Barbarigo calls the men on his lists stratioti, and says that their support will guarantee Moreote support for the Venetian effort. Since he calls them both kapetanioi, and stratioti, it is not clear what he understands by stratioti. Twenty years later, stratioti had become the general term for Greek and Albanian horsemen on contract and their leaders provisionati but within the Byzantine system, stratiotai were the men who held pronias, or what the Venetians called provisioni

What we see is a certain number of large families – Kladas, Bua, Rallis – who formerly had authority over large areas of land and taxpayers and troops, continuing within the Venetian system where they primarily commanded bands of troops. This was wartime and the land they had previously held was for the most part changing back and forth between Venetian and Ottoman control. Most of the land in the small Venetian territories -- Methoni, Koroni, Nauplion, Monemvasia -- was rented out for growth of cash crops. Some was used as payment for for stratioti where they farmed and kept their horses -- they were responsible for their own food supplies and equipment. Thus a small number of the landholding class became a professional salaried military class within the Venetian system.
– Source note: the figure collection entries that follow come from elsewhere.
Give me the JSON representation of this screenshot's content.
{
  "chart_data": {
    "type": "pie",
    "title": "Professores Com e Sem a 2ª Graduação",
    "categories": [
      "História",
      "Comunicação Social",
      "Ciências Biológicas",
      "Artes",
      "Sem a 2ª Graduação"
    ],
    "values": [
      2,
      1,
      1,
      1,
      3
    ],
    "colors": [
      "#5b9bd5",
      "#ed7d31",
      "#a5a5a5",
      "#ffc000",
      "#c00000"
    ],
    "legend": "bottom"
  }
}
With the Ventian conquests early in the war, a few kapetanioi had taken over control of various areas. Manuel Rallis, followed by his son Michaeli, had taken over Chlemoutsi and Clarentza which had formerly been under the control of George and John Rallis, their relatives and first-cousins of the despots. The more specific records are of landholdings in Mani.

After the Kladas revolt, with no war at hand, the Venetians had to keep the kapetanioi pacified. This is illustrated over and over in the letters of Bartolomeo Minio who reports his helplessness when kapetanioi seized extra land they were not supposed to have, and then refused to pay taxes. The kapetanioi continued the anarchic tradition of the archons but they still needed cash and a protective umbrella. That is what they kept saying – they wanted to be under the shade of Venice, but they really wanted to do what they wanted to do when they wanted to do it. Similar pacification of certain Cretan archons, such as the Kalergis family, had been necessary for two hundred years.